The Bible (Jesus, actually) says that life won’t be easy (John 16:33) and that we should embrace, not reject difficult times (Romans 5:3). We get so afraid of making any waves, but the boat needs to rock if we want to learn how to sail. Anybody can just float, but it’s only through difficult times that we will learn anything and grow as a person. Like C.S. Lewis says: “Pain insists upon being attended to. God whispers to us in our pleasures, speaks in our consciences, but shouts in our pains. It is his megaphone to rouse a deaf world.”
So, don’t try to fail, but also don’t be afraid of it.
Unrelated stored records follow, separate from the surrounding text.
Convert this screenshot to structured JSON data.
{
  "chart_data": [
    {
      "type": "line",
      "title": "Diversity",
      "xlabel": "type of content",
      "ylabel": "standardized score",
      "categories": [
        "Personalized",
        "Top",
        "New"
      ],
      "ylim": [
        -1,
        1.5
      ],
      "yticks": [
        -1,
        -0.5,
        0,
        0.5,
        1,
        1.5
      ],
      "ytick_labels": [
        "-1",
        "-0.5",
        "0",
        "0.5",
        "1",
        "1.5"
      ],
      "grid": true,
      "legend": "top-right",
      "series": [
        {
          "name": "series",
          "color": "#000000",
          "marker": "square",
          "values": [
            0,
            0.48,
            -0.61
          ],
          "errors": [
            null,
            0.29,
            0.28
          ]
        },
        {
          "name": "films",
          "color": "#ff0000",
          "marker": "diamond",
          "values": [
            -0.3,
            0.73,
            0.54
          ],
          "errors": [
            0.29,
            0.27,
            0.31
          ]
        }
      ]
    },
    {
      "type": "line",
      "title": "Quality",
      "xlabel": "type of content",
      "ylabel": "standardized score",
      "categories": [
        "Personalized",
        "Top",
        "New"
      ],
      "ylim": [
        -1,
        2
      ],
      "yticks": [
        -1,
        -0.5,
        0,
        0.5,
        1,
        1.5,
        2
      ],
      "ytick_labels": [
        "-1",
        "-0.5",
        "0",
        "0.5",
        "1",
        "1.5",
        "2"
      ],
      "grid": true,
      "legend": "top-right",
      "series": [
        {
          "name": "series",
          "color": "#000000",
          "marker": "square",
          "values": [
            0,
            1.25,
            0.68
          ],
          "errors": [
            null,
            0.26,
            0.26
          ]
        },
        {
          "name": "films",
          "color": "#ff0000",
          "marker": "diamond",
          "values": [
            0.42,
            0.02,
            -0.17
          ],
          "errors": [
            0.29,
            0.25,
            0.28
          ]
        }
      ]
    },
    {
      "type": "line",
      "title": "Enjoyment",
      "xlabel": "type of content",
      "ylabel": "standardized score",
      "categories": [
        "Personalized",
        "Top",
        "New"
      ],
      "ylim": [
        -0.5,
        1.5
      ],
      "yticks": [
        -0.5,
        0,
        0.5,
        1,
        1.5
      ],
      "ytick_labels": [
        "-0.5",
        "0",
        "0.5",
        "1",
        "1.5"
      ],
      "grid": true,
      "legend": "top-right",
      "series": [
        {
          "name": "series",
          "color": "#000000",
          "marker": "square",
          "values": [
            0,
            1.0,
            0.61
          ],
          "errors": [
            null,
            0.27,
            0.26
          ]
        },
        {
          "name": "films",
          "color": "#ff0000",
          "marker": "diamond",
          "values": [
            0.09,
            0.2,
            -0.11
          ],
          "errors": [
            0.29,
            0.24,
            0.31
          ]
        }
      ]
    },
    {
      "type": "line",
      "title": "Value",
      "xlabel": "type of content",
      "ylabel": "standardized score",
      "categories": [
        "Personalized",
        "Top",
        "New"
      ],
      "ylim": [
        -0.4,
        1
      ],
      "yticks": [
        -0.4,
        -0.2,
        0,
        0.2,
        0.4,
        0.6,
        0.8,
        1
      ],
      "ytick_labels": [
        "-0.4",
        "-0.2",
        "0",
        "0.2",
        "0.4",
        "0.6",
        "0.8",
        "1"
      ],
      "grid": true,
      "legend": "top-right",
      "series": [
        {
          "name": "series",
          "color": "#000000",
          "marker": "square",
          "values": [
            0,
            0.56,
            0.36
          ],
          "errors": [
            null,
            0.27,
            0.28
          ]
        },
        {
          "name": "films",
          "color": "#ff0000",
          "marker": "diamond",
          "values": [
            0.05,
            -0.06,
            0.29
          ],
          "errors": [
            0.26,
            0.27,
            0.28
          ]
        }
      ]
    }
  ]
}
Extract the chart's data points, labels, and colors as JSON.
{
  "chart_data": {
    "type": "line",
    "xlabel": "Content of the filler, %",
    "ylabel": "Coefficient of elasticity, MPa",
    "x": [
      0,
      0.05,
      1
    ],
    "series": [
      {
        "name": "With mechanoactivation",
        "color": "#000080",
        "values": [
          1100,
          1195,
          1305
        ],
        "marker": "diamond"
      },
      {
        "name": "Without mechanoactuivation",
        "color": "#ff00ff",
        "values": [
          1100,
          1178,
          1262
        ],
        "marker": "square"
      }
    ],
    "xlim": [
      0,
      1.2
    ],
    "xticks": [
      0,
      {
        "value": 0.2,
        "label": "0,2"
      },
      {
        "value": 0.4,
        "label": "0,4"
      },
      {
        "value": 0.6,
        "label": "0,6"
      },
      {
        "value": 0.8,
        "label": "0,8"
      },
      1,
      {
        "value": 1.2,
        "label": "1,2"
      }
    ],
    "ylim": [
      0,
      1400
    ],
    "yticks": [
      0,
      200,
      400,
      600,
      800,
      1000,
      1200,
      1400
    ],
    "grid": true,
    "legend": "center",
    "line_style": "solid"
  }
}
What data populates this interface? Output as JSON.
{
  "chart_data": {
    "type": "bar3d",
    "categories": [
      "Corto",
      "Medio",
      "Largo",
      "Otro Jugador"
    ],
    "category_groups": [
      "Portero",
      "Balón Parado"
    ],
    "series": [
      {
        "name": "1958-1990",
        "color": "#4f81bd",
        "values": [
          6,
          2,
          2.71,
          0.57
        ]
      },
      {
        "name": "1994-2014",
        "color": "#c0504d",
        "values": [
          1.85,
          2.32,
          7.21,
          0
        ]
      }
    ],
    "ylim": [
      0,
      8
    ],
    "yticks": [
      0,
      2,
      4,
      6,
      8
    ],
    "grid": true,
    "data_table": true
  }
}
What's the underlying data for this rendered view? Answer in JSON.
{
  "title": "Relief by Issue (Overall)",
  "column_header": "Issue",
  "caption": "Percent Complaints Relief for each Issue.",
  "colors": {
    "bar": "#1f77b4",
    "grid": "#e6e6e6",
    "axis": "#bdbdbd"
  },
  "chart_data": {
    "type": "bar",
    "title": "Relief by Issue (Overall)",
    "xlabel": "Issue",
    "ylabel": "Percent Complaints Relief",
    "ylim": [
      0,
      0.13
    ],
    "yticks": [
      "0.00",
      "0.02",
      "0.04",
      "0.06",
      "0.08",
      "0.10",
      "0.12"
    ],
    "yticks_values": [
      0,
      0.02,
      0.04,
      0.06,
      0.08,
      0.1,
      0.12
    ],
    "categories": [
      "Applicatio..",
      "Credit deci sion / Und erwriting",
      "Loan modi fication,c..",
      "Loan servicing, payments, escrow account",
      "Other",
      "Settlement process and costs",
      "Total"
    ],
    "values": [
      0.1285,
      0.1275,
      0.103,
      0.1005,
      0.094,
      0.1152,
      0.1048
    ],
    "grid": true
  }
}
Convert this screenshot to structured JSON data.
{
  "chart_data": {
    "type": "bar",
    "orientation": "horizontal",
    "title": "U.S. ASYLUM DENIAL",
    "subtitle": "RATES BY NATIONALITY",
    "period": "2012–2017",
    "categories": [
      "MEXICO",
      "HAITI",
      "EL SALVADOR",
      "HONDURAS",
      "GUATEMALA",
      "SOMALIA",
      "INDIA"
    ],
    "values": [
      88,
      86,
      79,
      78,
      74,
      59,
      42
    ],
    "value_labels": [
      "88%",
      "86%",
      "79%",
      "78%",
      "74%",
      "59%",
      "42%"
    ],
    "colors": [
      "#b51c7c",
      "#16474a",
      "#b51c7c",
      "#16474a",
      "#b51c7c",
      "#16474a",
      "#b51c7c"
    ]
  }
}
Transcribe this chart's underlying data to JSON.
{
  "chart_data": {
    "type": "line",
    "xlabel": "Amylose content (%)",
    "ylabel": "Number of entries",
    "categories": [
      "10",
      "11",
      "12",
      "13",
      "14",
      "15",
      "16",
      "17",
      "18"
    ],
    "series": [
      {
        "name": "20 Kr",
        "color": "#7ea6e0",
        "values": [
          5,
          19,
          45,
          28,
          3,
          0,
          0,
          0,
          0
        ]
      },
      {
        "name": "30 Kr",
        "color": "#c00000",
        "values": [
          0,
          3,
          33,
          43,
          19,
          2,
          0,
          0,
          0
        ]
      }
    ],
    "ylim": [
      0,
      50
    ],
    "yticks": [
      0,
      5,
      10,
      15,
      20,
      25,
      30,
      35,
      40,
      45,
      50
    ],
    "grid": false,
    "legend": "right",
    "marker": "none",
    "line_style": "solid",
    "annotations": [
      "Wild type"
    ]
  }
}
4). Being a Recovering Addict
The first time I met a man who is now a mentor of mine, within the first five minutes of meeting him, he mentioned that he was a recovering alcoholic and drug addict that has been clean from both for 15 years. I knew right then and there that I wanted to keep him in my life as a friend and mentor. I found it so refreshing and powerful how open and confident he was about his past struggles and the healing journey that God has clearly brought him through. There was no sense of self-degradation or that he was searching for pity or attention. He didn’t talk about his past like some deep, dark, secret that nobody could know about or he was ashamed of. Obviously I’m sure there were parts of his past that he wasn’t proud of, but the way he talked about his healing made me respect him and praise God all at the same time.
As Christians, there’s sometimes this idea that past or even current issues or addictions are a huge black-eye in the story of someone’s faith. But when it comes to alcohol, drugs, porn, food, or almost anything else, we as human beings are constantly at risk to develop an addiction. And it’s my belief that because it’s such a taboo thing to use the buzz word: addiction, many Christians make the choice to simply hide a current or developing addiction (or use words like “struggle”), which can simply cause it to gain more destructive strength.
I think the freedom to admit imperfection and struggles is the key to seeking understanding, help, and healing from them. And instead of feeling shame about it, we should all champion someone taking the incredibly brave step to being open about their issues, since we all have them anyway! And once those issues are in the process of healing (since we’re always in process, even once we’ve made it past the major addiction part), we should be open and authentic about them, so God can use our story to impact others who are or might go through the same things.